I don't see how he would notice the error. Say, his robot would buy some coins at Huobi for less than 6100 CNY and sell them at Bitstamp for more than 1000 USD; that way he would make more proft than he thought, but his robot would miss some opportunities: buying at 6180 would still be profitable but the robot would not think so. Or, conversely, the robot buys at slightly less than 1000 at Bitstamp and sells for slightly more than 6100 at Huobi; then he is actually losing money, but will only notice if/when he tries to withdraw any excess CNY at Huobi and exchange them for USD at the banks --- which he doesn't have to, since he can rebalance the two accounts by moving bitcoins, at the artificial rate of 6.10 CNY/USD that he himself established.
Note that once the coins are sold, he will not know or care about what happens to them; even if they are bought by another arbitrage robot who sells them back at the other exchange. (Trading fees will probably prevent a runaway loop there.)
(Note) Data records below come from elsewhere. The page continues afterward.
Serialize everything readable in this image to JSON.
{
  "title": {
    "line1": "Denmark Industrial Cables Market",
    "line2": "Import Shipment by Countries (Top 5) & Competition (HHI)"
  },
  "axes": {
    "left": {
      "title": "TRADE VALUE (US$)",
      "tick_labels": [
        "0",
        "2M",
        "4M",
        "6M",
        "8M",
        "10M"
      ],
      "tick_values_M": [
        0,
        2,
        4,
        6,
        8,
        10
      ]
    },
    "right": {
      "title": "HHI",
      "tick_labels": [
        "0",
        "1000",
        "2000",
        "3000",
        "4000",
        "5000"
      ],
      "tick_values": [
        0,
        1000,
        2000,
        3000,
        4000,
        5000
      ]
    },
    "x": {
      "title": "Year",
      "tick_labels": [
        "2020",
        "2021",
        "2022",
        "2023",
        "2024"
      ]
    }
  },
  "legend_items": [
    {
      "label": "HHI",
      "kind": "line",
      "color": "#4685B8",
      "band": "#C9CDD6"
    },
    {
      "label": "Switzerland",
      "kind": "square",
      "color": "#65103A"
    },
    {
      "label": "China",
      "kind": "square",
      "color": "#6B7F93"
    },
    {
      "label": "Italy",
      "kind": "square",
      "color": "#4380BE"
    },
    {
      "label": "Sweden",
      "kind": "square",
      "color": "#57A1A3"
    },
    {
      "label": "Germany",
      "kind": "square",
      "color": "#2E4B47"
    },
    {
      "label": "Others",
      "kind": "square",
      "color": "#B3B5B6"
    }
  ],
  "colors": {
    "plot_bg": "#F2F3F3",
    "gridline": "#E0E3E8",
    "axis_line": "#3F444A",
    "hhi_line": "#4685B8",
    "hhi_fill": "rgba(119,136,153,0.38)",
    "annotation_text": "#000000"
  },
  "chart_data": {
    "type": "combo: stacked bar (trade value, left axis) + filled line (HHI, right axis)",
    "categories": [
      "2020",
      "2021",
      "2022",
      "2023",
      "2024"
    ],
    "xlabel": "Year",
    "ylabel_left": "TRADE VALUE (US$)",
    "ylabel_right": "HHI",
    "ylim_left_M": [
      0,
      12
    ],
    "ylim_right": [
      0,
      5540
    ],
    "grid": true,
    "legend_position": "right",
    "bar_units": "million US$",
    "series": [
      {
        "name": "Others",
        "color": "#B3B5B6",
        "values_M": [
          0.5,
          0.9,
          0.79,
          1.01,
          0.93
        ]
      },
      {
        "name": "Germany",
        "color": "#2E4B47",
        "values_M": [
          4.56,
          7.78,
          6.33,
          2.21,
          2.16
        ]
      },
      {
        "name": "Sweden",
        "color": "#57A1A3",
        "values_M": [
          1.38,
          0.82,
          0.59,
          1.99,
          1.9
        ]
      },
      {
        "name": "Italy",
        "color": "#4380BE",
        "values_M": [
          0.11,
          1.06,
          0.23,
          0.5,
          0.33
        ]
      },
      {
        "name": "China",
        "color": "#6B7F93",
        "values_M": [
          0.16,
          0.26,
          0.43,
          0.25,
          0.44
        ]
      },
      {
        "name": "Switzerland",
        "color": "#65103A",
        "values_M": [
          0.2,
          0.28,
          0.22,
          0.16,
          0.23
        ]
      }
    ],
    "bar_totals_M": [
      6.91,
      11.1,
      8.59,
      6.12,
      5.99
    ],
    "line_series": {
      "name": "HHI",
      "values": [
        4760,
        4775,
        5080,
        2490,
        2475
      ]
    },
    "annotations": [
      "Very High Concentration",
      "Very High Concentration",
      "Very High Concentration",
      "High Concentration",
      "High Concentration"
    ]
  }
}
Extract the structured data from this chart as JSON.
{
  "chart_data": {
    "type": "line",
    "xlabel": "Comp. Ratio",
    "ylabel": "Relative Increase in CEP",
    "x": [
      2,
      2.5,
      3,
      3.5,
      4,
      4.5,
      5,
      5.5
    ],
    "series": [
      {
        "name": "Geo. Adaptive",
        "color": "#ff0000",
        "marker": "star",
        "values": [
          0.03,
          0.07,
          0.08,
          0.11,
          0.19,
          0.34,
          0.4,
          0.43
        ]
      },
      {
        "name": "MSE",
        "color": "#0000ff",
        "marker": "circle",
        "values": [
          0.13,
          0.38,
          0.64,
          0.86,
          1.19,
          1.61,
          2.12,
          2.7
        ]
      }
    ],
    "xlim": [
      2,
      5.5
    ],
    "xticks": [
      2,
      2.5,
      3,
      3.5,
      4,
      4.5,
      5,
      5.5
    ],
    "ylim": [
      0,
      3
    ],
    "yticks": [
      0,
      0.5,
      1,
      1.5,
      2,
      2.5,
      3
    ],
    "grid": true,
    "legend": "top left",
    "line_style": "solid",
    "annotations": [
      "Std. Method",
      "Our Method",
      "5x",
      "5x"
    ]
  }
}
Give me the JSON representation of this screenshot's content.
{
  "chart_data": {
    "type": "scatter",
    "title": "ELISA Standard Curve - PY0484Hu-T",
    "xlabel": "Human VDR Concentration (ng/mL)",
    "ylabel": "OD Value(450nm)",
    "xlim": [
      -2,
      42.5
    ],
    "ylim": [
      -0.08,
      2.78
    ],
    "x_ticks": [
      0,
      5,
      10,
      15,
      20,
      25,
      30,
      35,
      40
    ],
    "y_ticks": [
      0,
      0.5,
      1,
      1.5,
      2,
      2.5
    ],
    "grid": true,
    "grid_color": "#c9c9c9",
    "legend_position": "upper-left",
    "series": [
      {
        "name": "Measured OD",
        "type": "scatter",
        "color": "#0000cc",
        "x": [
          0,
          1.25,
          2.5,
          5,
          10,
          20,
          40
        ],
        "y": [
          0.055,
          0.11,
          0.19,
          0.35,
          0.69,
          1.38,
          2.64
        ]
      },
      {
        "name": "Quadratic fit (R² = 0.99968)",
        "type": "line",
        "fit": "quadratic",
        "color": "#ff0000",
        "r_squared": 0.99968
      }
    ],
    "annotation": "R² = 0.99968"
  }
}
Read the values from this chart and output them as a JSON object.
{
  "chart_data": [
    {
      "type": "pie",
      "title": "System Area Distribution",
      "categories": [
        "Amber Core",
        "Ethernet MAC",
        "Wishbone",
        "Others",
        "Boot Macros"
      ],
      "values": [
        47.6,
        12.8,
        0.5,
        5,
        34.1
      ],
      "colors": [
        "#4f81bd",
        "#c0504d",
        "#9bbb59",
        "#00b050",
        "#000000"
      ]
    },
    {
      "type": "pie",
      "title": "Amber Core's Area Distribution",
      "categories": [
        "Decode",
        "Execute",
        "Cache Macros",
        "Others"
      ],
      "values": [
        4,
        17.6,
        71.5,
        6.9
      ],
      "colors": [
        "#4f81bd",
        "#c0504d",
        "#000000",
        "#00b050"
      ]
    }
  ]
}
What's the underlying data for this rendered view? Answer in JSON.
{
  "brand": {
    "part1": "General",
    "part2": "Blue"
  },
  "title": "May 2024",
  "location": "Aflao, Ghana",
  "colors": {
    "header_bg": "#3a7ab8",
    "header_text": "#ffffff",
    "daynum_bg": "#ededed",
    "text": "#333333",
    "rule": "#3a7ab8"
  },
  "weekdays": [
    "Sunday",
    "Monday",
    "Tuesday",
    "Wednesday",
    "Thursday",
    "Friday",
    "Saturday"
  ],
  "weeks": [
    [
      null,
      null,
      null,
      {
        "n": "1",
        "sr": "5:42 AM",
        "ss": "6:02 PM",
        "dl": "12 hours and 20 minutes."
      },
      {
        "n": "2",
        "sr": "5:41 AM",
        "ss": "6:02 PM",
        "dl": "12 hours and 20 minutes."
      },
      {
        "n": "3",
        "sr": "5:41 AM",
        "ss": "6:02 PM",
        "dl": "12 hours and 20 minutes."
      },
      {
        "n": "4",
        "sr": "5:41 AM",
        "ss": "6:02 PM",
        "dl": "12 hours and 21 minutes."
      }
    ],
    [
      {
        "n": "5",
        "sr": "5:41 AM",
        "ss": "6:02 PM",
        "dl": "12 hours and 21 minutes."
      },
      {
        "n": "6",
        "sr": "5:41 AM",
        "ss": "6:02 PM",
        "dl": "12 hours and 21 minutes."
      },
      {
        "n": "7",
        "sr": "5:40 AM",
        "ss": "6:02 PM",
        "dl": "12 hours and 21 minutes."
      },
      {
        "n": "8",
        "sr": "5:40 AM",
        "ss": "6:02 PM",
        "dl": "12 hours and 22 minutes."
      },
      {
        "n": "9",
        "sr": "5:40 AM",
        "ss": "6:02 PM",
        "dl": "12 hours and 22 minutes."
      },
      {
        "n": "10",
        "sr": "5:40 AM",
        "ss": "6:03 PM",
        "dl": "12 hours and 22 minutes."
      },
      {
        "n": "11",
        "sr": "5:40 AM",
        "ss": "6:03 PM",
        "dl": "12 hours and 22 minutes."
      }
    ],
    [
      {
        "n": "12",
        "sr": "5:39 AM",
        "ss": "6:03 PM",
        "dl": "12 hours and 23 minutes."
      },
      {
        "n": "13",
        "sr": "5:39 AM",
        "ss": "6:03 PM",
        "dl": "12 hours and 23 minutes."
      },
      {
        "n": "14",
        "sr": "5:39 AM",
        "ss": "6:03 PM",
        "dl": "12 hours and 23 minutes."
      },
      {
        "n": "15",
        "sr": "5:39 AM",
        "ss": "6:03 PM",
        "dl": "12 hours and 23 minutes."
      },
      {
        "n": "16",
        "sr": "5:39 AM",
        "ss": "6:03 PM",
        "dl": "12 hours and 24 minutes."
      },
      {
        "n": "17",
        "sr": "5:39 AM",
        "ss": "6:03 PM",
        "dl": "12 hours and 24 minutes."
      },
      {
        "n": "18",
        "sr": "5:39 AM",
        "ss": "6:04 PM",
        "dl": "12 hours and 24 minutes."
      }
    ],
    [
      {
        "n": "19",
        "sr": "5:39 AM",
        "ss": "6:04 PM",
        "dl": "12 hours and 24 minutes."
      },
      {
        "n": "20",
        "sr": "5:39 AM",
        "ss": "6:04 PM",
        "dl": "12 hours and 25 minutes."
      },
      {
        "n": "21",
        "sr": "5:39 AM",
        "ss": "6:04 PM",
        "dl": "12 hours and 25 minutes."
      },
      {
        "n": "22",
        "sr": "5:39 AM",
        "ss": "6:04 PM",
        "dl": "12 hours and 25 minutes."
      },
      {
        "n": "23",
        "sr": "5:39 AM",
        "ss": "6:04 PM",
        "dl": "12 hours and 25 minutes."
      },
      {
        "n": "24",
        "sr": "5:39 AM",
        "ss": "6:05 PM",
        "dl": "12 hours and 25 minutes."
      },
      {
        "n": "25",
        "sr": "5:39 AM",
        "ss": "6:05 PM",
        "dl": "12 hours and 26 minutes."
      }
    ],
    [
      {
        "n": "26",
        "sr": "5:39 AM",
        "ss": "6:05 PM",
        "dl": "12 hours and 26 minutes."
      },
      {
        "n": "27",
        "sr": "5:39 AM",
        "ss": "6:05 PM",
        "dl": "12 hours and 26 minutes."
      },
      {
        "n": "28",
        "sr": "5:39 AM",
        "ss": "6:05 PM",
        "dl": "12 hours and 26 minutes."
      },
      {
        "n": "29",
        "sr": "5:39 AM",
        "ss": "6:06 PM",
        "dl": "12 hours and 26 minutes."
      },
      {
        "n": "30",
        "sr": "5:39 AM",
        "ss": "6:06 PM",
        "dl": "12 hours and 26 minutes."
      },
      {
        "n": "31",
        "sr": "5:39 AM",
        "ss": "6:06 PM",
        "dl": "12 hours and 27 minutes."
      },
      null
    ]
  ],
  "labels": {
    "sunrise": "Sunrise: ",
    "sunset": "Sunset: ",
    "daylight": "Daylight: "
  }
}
So, on the balance, I think his buggy robot would just miss some opportunities, which a competitor could exploit; but he may never notice that.
Yeah, this makes sense. But I don't see how he could rebalance the accounts by moving bitcoin. Fiat will accumulate where the coin price is higher, converting it back to bitcoin would erase the profit and bring the operation back to break-even, no?